Era un grupo numeroso y lo llamativo -aparte de que ocupaban toda la calle y convertían en salmones a quienes pretendíamos avanzar en sentido contrario, bailaban y les acompañaba una charanga- era que todos ellos, muy jóvenes iban con lo que me pareció idéntico traje azul medio. Pantalones pitillo y chaqueta ceñida. No pierdan de vista que la banda sonora era la adecuada para una peña, no para aquella suelta de modelos de Emidio Tucci. Para muchos el primer traje, la primera corbata y una más que probable recién estrenada incomodidad. Zapatos de vestir incluidos, ellos, que no han conocido más calzado que las deportivas. ¿Se acuerdan de cuando escuchábamos que el calzado deportivo iba a fastidiar el sistema músculo-esquelético de pueblos y naciones enteras? Si la respuesta es positiva es que ya tienen alguna edad. Ellas, faldas largas, tirantes, flecos, tacones. Incómodas también para el trajín que llevaban y con la necesidad -eran casi las 9 y los pintalabios lucían impecables- de comprobar su estado cada cierto tiempo, supongo.

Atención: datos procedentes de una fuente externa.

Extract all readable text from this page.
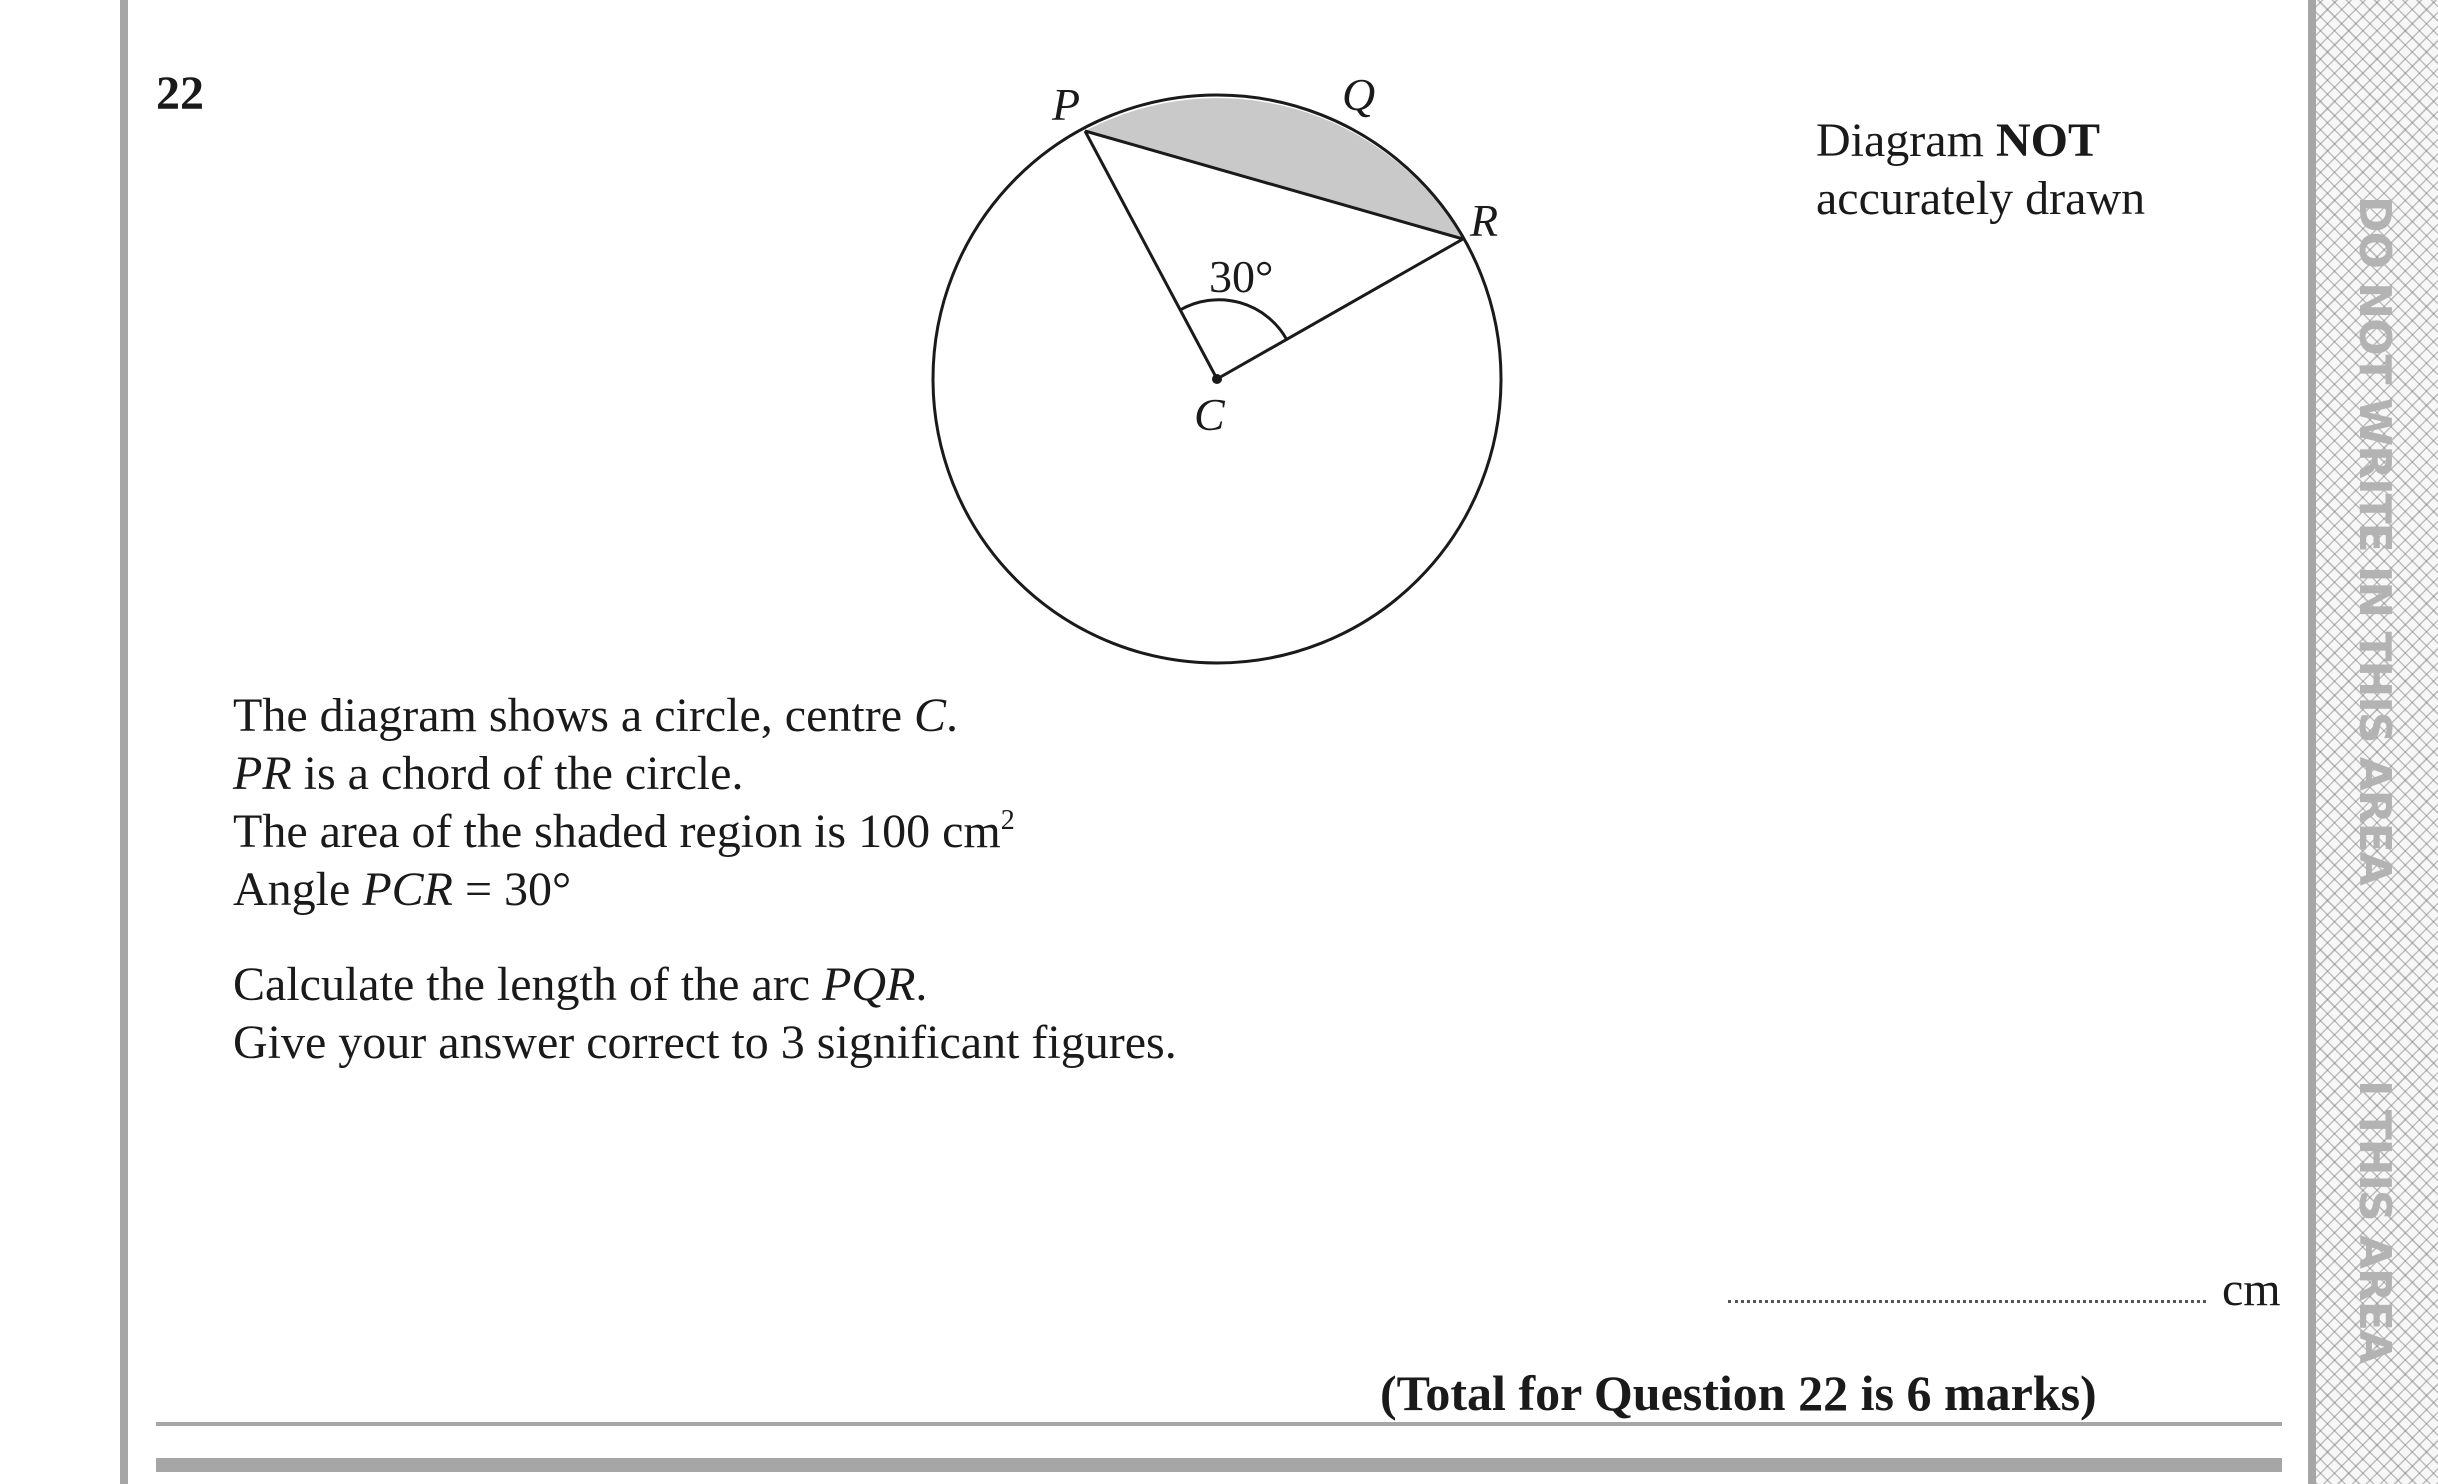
DO NOT WRITE IN THIS AREA
I THIS AREA
22
Diagram NOT
accurately drawn
P	Q
R
C
30°
The diagram shows a circle, centre C.
PR is a chord of the circle.
The area of the shaded region is 100 $cm^2$
Angle PCR = 30°
Calculate the length of the arc PQR.
Give your answer correct to 3 significant figures.
cm
(Total for Question 22 is 6 marks)
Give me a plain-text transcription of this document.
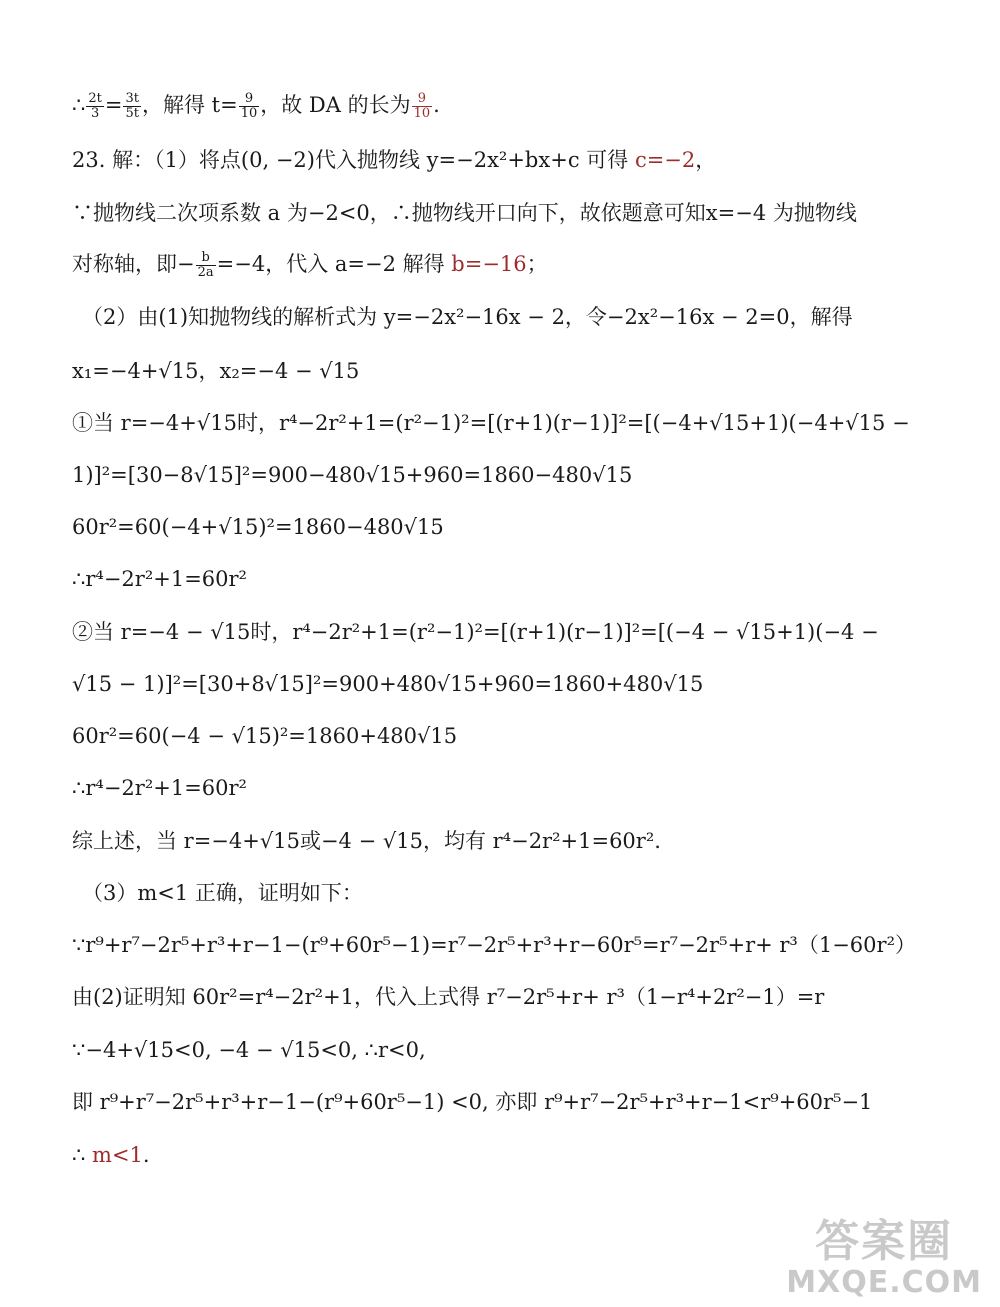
∴ $\frac{2t}{3} = \frac{3t}{5t}$ ，解得 $t= \frac{9}{10}$ ，故 DA 的长为 $\frac{9}{10}$ .
23. 解：（1）将点(0, −2)代入抛物线 y=−2x²+bx+c 可得 c=−2，
∵抛物线二次项系数 a 为−2<0，∴抛物线开口向下，故依题意可知x=−4 为抛物线
对称轴，即− $\frac{b}{2a} =-4$，代入 a=−2 解得 b=−16；
（2）由(1)知抛物线的解析式为 y=−2x²−16x − 2，令−2x²−16x − 2=0，解得
x₁=−4+√15，x₂=−4 − √15
①当 r=−4+√15时，r⁴−2r²+1=(r²−1)²=[(r+1)(r−1)]²=[(−4+√15+1)(−4+√15 −
1)]²=[30−8√15]²=900−480√15+960=1860−480√15
60r²=60(−4+√15)²=1860−480√15
∴r⁴−2r²+1=60r²
②当 r=−4 − √15时，r⁴−2r²+1=(r²−1)²=[(r+1)(r−1)]²=[(−4 − √15+1)(−4 −
√15 − 1)]²=[30+8√15]²=900+480√15+960=1860+480√15
60r²=60(−4 − √15)²=1860+480√15
∴r⁴−2r²+1=60r²
综上述，当 r=−4+√15或−4 − √15，均有 r⁴−2r²+1=60r².
（3）m<1 正确，证明如下：
∵r⁹+r⁷−2r⁵+r³+r−1−(r⁹+60r⁵−1)=r⁷−2r⁵+r³+r−60r⁵=r⁷−2r⁵+r+ r³（1−60r²）
由(2)证明知 60r²=r⁴−2r²+1，代入上式得 r⁷−2r⁵+r+ r³（1−r⁴+2r²−1）=r
∵−4+√15<0, −4 − √15<0, ∴r<0,
即 r⁹+r⁷−2r⁵+r³+r−1−(r⁹+60r⁵−1) <0, 亦即 r⁹+r⁷−2r⁵+r³+r−1<r⁹+60r⁵−1
∴ m<1.
答案圈
MXQE.COM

Demasiado jóvenes para una boda. Qué intriga. Como me pareció que los chicos llevaban el mismo modelo y el conjunto tenía algo de disfraz, yo misma me hice la película. Qué salaos, pensé, ante la presión percibida de vestir así, han optado por el recurso irónico del uniforme. Además, dos de ellos se adornaban con un gorro de lluvia, lo que les daba un toque profesoral.

Cuando entramos en un local y coincidimos con un pequeño grupo de ellos, me acerqué. “Perdón, ¿qué celebráis? La graduación. ¿De la uni? No, de Bachiller. Ah, gracias”. Claro, eran muy jóvenes. Dieciocho. Duda despejada. “¿Y por qué lleváis el mismo traje? No, no es el mismo”, contestaron asombrados por mi evidente falta de percepción y señalaron las diferencias. No soy capaz de repetirlas.